Embroidery based on the watercolour

A very simple embroidery, but, as you see, making use of a variety of stitches.

The vase was textured glass, not clear, and I represented that using lines of coral stitch among the stem stitch. I didn’t work it more densely, because I wanted it to have a certain lightness of touch.

The twigs were very rough and twiggy, so I used scroll stitch.

Finally, the simple shapes of the flowers were best represented using my neatest and most careful satin stitch. All I really wanted from them was the colour.

I haven’t the vaguest idea what to do with the embroidery, so I’ve laced it over a board to keep it tidy. But I thought you might be interested to see one of my very rarest stories – I know other designers often do detailed watercolours of their designs, but it’s not how I work. More often, I have a rough idea in my head, and work on each element while I’m planning the details of the next, waiting for the piece to tell me what it wants.

This has turned out well, but I’m still slightly bewildered that it happened at all!

More thoughts on the Jacobean Coat

Coat Design

Coat Design

The design wraps around the back of the coat, leaving the front mostly unadorned. There are sprigs placed on the sleeves, too, one of them above the elbow, and the one on the opposite side below it. Remember the comments I’ve made in the past, about taking inspiration from Grinling Gibbons, and aiming for balance rather than symmetry? That goes for the placement of design elements in apparel as well as anything decorative.

Starting Stems

Starting Stems

My mother has commissioned the coat with various other garments and accessories in mind, and one of the ways we thought would help to tie the coat in with them would be to use a knitting wool which is involved in those accessories.

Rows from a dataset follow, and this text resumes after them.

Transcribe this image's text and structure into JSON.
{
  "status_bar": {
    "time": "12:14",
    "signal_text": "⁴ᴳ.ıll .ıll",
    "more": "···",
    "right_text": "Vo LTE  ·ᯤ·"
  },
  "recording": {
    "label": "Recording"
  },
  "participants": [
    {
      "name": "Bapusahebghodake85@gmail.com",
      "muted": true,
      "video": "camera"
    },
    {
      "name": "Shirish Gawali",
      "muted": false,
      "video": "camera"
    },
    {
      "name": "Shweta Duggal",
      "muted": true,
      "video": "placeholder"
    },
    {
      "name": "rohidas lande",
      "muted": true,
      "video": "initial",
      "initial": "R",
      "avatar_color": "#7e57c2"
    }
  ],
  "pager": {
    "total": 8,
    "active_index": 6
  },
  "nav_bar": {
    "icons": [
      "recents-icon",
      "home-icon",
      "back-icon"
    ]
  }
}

Now, as it happens, I have experience with this sort of trailing design (remember the Piano Shawl?), and I remember that it can feel very disjointed and dispiriting as you work individual motifs, and however confident you are of the whole, it’s hard to be motivated when it keeps looking spotty and halfhearted.

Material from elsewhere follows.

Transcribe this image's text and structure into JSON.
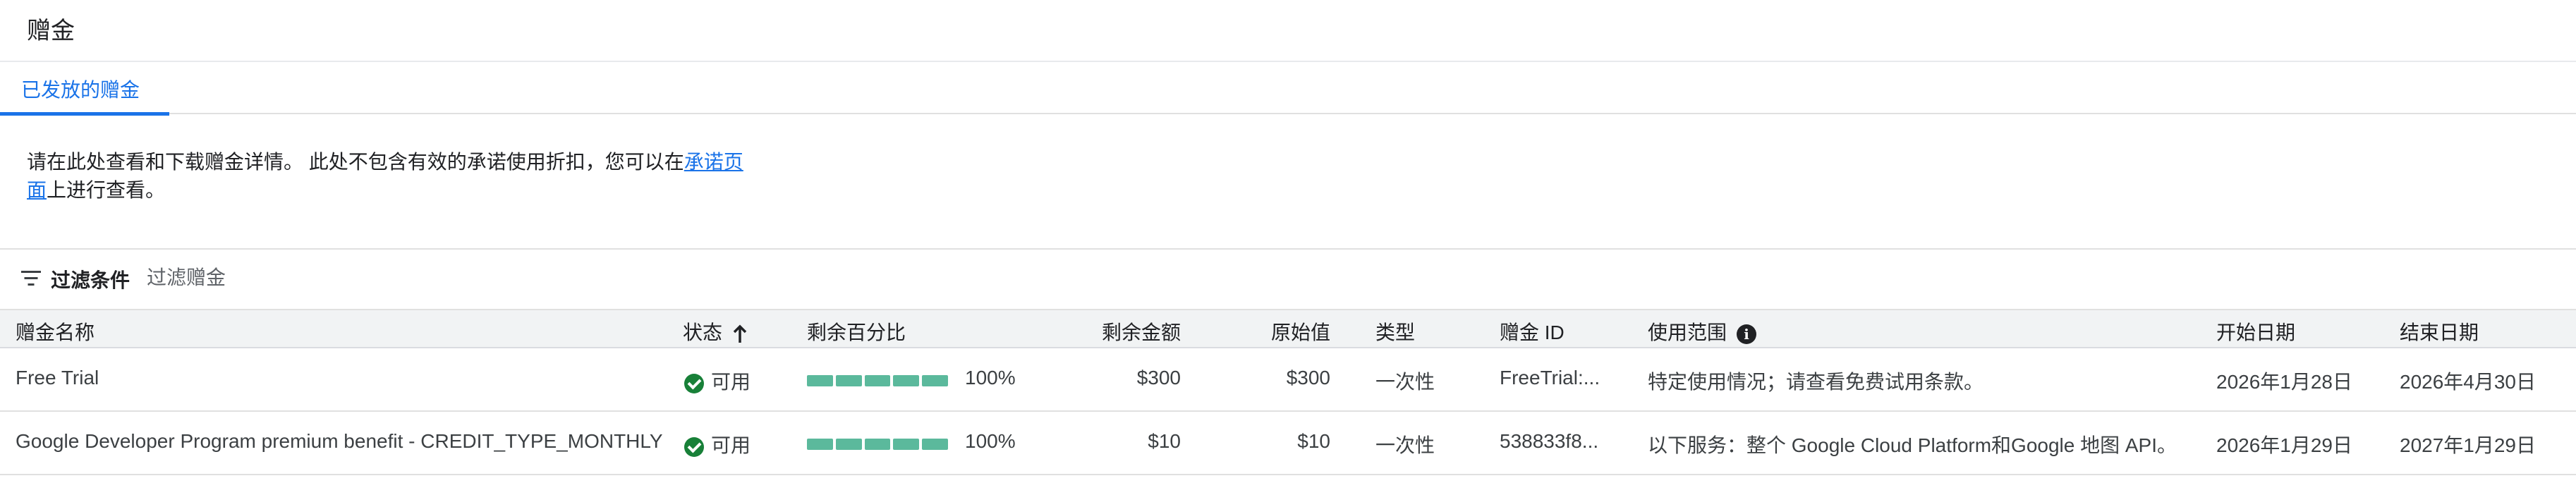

However, the stems pull it together, so I thought this time I would start with the stems. It’s a big, chunky, variegated knitting yarn, so I will end up with the skeleton of the design, and all sorts of colours within it. I’m catching it in place with a fine woollen yarn, using small oblique stitches buried within the twist. They should be almost invisible.

Trialling Colours

Trialling Colours

However, that too is going to take a while, so I can trial colour placement for the motifs themselves! As you can see, we aren’t aiming for a naturalistic colour scheme. This may not be the final arrangement, and there will be tweaks along the way, but I’m happy with this as a starting point.

The Jacobean Coat – getting started

Coat Designing

Coat Designing

This is going to be a truly multi-generational project. The design elements are stolen from a tablecloth my Grandmama did during the war, and I’m going to embroider it on a coat for my Mam (her daughter). I will write a post about Grandmama’s tablecloth one of these days, because it’s an absolute cracker, full of wonderful needlelace patterns I’ve never seen anywhere else. However, as it is stitched in white on white fabric, I will have to become a better photographer first!

Stage One of Design Transfer

Stage One of Design Transfer

You may recall that during the Great Lady’s Magazine Stitch-Off, I wrote a post about the different methods for transferring designs, particularly concentrating on their advantages and disadvantages in different circumstances. The fabric of the coat (this will be the second incarnation of this fabric!) is a pale green boiled wool. It’s dense enough to have some structure and weight, light enough to be easy to stitch (I think). You might have thought it would accept gracefully any method I chose.

Stage Two of Design Transfer

Stage Two of Design Transfer

However, when I thought about transferring the design, I found myself ending up with the most time consuming of the lot! Since the garment is unlikely to be washed, and rubbing may damage the surface, my options are somewhat limited. Transfer pencils spread, sometimes, if the ironing temperature is wrong, the chalks have a nasty habit of not always rubbing off when they’re wrong, and my quilter’s pencil doesn’t work on strongly textured fabrics.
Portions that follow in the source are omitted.